Chelsea Manning, voci sul presunto tentato suicidio, ma nessuna conferma

ULTIMO AGGIORNAMENTO 18:07

Chelsea Manning, whistleblower e fonte di Wikileaks che è stata condanna a ben 35 anni di carcere negli USA, avrebbe tentato il suicidio nella prigione, e sarebbe stata portata d’urgenza in ospedale.
Chelsea Manning è un trans, che ha cambiato sesso in prigione e che prima era chiamato Bradley, ed è un ex soldato dell’US Army. L’accusa alla base della condanna era quella di aver trafugato migliaia di documenti riservati e di averli utilizzati per fare da talpa, riferendoli a Julian Assange.

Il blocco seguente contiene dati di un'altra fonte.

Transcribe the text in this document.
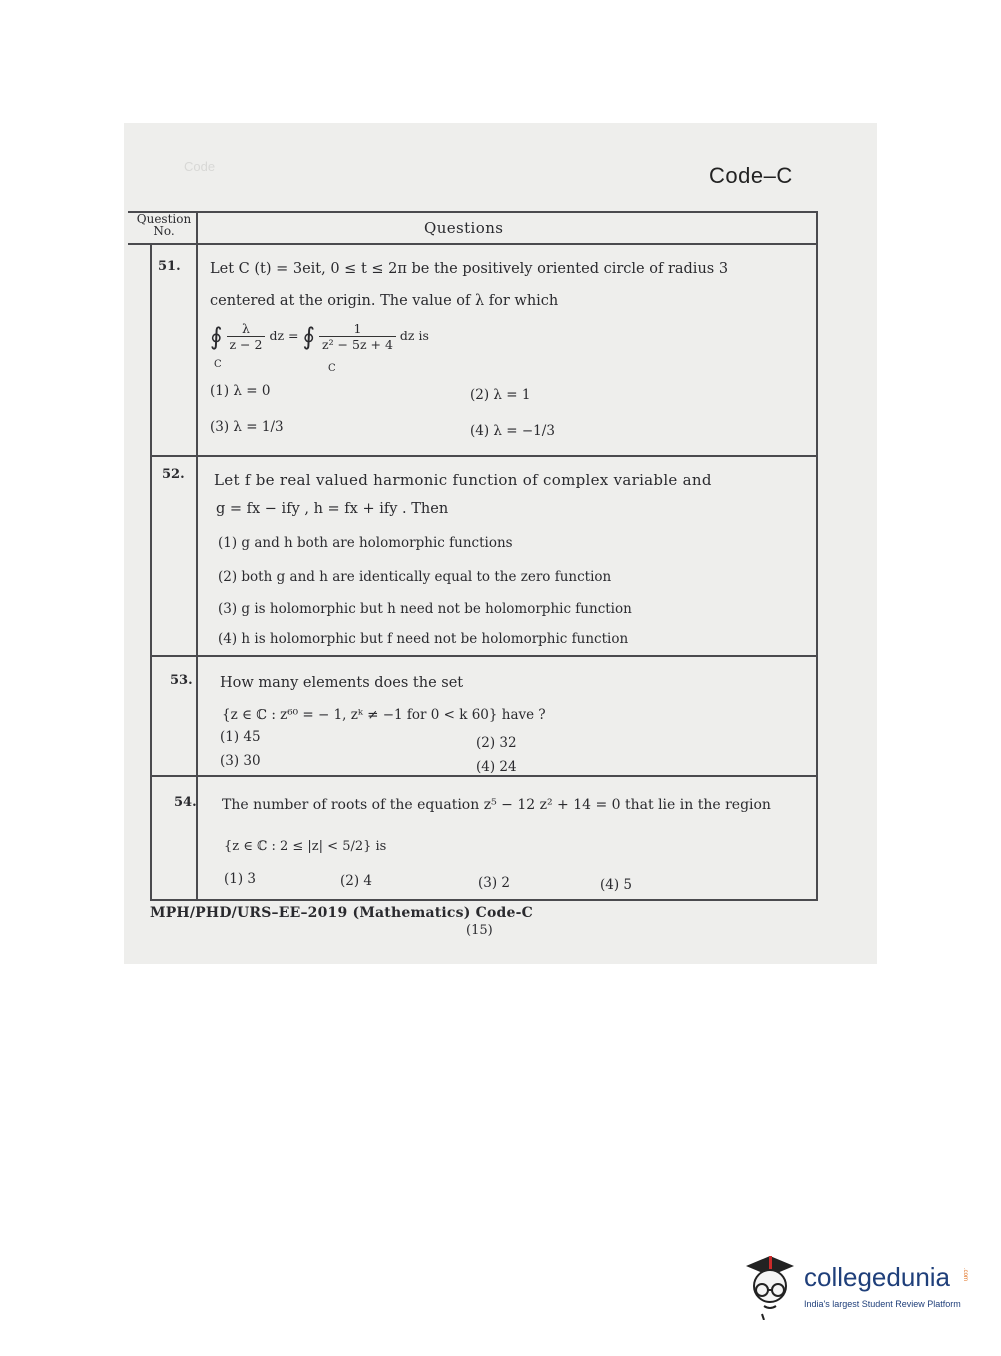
Code	Code–C
Question No.	Questions
51. Let C (t) = 3eit, 0 ≤ t ≤ 2π be the positively oriented circle of radius 3
centered at the origin. The value of λ for which
∮ $\frac{\lambda}{z - 2}$ dz = ∮ $\frac{1}{\text{z² − 5z + 4}}$ dz is
C	C
(1) λ = 0	(2) λ = 1
(3) λ = 1/3	(4) λ = −1/3
52. Let f be real valued harmonic function of complex variable and
g = fx − ify , h = fx + ify . Then
(1) g and h both are holomorphic functions
(2) both g and h are identically equal to the zero function
(3) g is holomorphic but h need not be holomorphic function
(4) h is holomorphic but f need not be holomorphic function
53. How many elements does the set
{z ∈ ℂ : z⁶⁰ = − 1, zᵏ ≠ −1 for 0 < k 60} have ?
(1) 45	(2) 32
(3) 30	(4) 24
54. The number of roots of the equation z⁵ − 12 z² + 14 = 0 that lie in the region
{z ∈ ℂ : 2 ≤ |z| < 5/2} is
(1) 3	(2) 4	(3) 2	(4) 5
MPH/PHD/URS–EE–2019 (Mathematics) Code-C
(15)
collegedunia .com
India's largest Student Review Platform
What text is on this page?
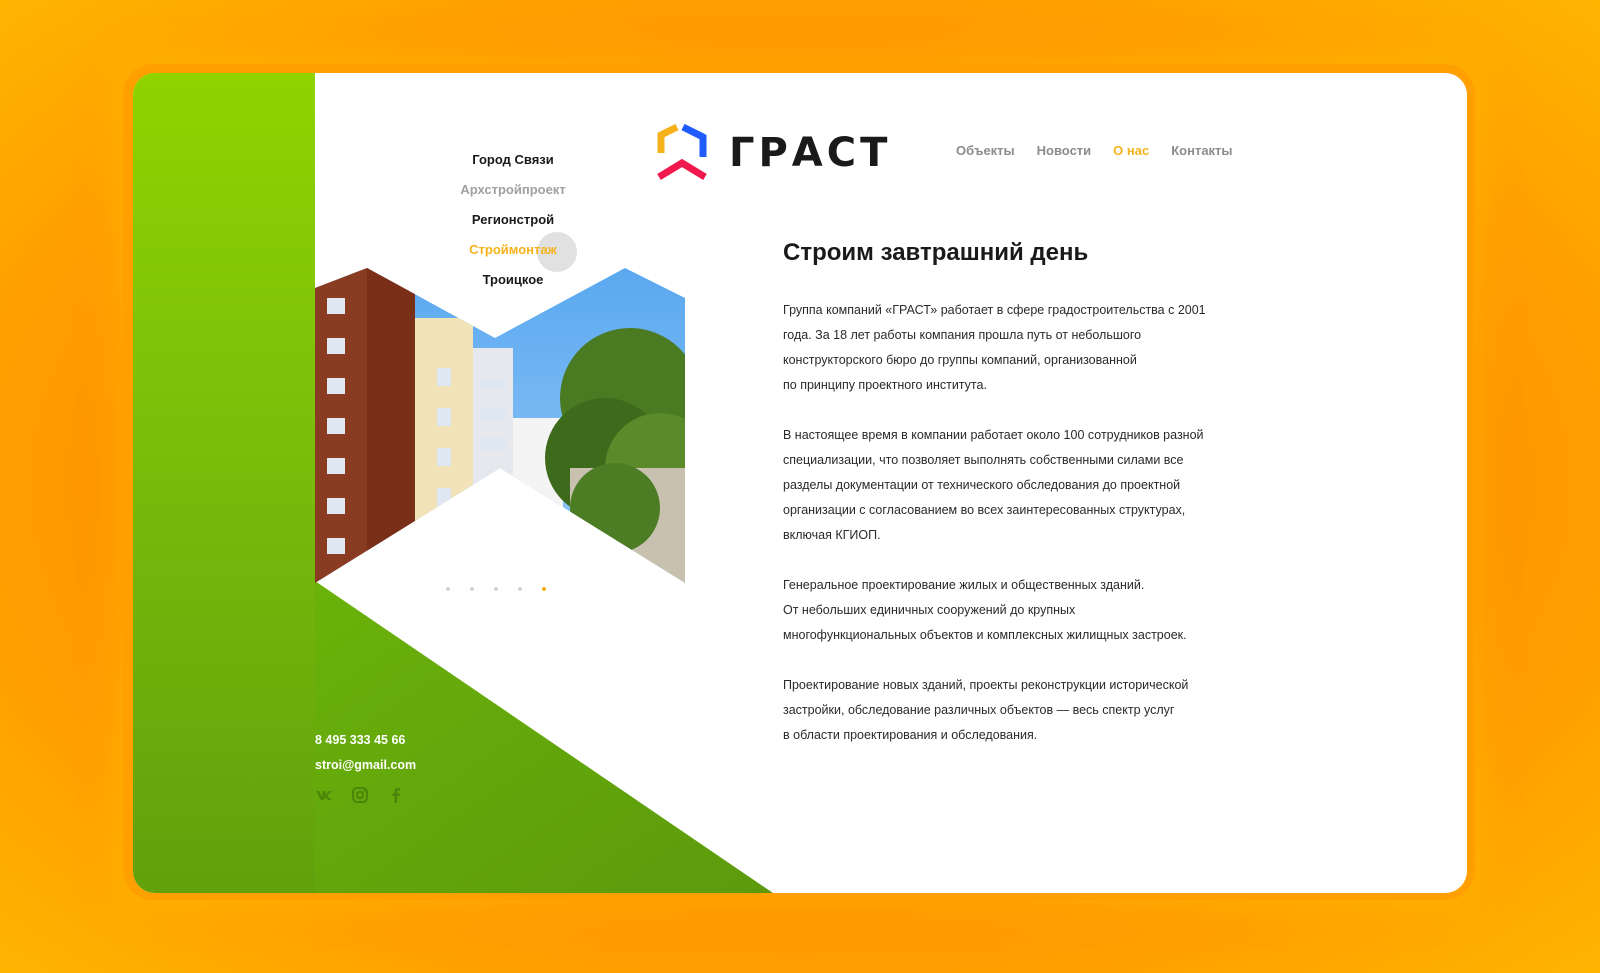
Город Связи
Архстройпроект
Регионстрой
Строймонтаж
Троицкое
ГРАСТ	Объекты Новости О нас Контакты
Строим завтрашний день

Группа компаний «ГРАСТ» работает в сфере градостроительства с 2001
года. За 18 лет работы компания прошла путь от небольшого
конструкторского бюро до группы компаний, организованной
по принципу проектного института.

В настоящее время в компании работает около 100 сотрудников разной
специализации, что позволяет выполнять собственными силами все
разделы документации от технического обследования до проектной
организации с согласованием во всех заинтересованных структурах,
включая КГИОП.

Генеральное проектирование жилых и общественных зданий.
От небольших единичных сооружений до крупных
многофункциональных объектов и комплексных жилищных застроек.

Проектирование новых зданий, проекты реконструкции исторической
застройки, обследование различных объектов — весь спектр услуг
в области проектирования и обследования.

8 495 333 45 66
stroi@gmail.com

manningManning lavorava come analista in Iraq e per questo aveva accesso a numerosi documenti riservati. Per spionaggio, era stato condannato a 35 anni di carcere e si trovava a Fort Leavenworth: l’accusa era quella di aver violato il documento anti-spionaggio.
Il 5 luglio, però, Manning è stato portato di tutta urgenza in ospedale.

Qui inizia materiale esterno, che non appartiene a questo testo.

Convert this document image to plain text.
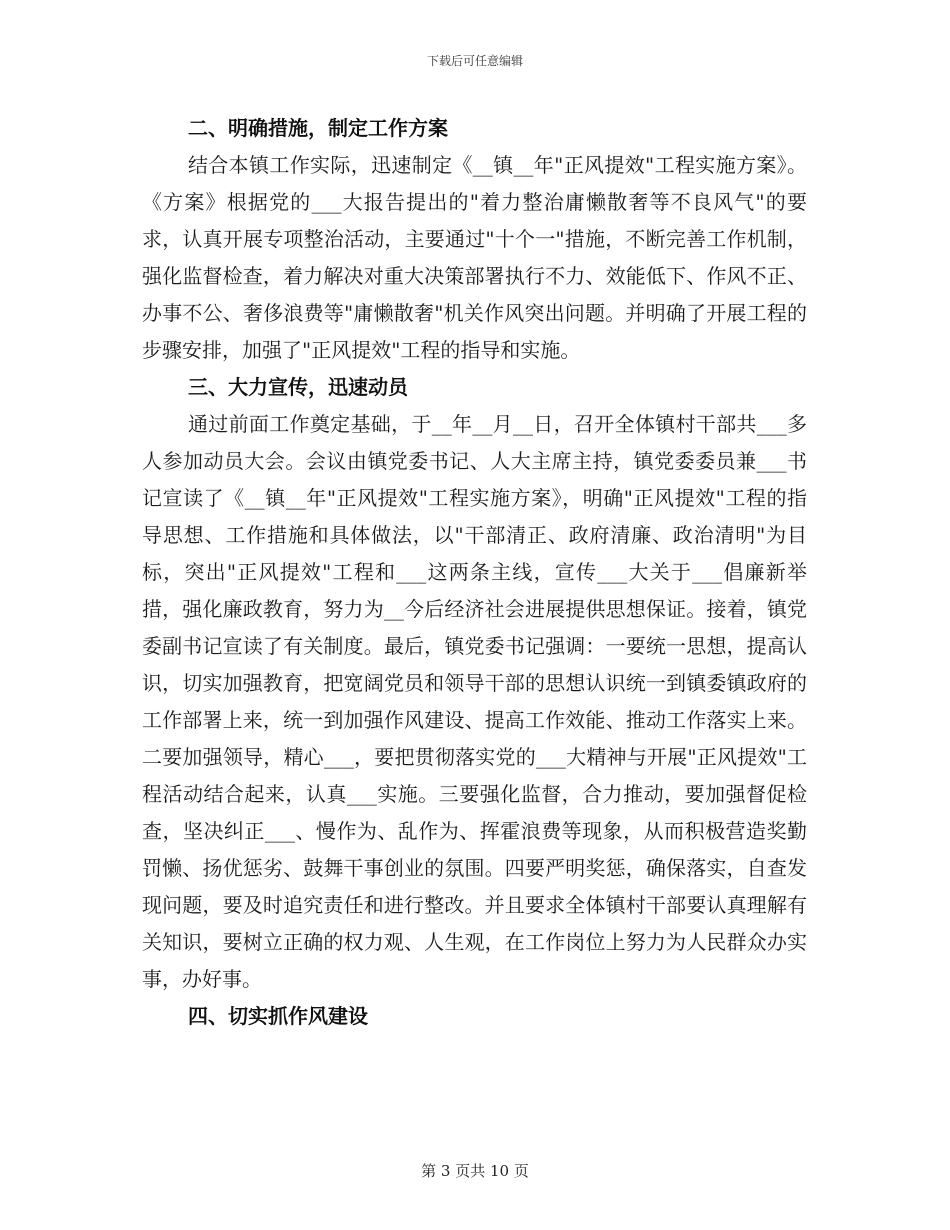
下载后可任意编辑
二、明确措施，制定工作方案

结合本镇工作实际，迅速制定《__镇__年"正风提效"工程实施方案》。《方案》根据党的___大报告提出的"着力整治庸懒散奢等不良风气"的要求，认真开展专项整治活动，主要通过"十个一"措施，不断完善工作机制，强化监督检查，着力解决对重大决策部署执行不力、效能低下、作风不正、办事不公、奢侈浪费等"庸懒散奢"机关作风突出问题。并明确了开展工程的步骤安排，加强了"正风提效"工程的指导和实施。

三、大力宣传，迅速动员

通过前面工作奠定基础，于__年__月__日，召开全体镇村干部共___多人参加动员大会。会议由镇党委书记、人大主席主持，镇党委委员兼___书记宣读了《__镇__年"正风提效"工程实施方案》，明确"正风提效"工程的指导思想、工作措施和具体做法，以"干部清正、政府清廉、政治清明"为目标，突出"正风提效"工程和___这两条主线，宣传___大关于___倡廉新举措，强化廉政教育，努力为__今后经济社会进展提供思想保证。接着，镇党委副书记宣读了有关制度。最后，镇党委书记强调：一要统一思想，提高认识，切实加强教育，把宽阔党员和领导干部的思想认识统一到镇委镇政府的工作部署上来，统一到加强作风建设、提高工作效能、推动工作落实上来。二要加强领导，精心___，要把贯彻落实党的___大精神与开展"正风提效"工程活动结合起来，认真___实施。三要强化监督，合力推动，要加强督促检查，坚决纠正___、慢作为、乱作为、挥霍浪费等现象，从而积极营造奖勤罚懒、扬优惩劣、鼓舞干事创业的氛围。四要严明奖惩，确保落实，自查发现问题，要及时追究责任和进行整改。并且要求全体镇村干部要认真理解有关知识，要树立正确的权力观、人生观，在工作岗位上努力为人民群众办实事，办好事。

四、切实抓作风建设
第 3 页共 10 页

Una seconda fonte, invece, ha rivelato che la causa del ricovero sarebbe stato proprio il tentativo di suicidio in cella: avrebbe tentato di impiccarsi. Non sono molti i giornali che riportano questa notizia, sulla quale per ora c’è grande riserbo e quindi nessuna conferma ufficiale da parte del governo degli Stati Uniti d’America. La condanna di Manning era arrivata nel 2013 in seguito alla maxi fuga di notizie.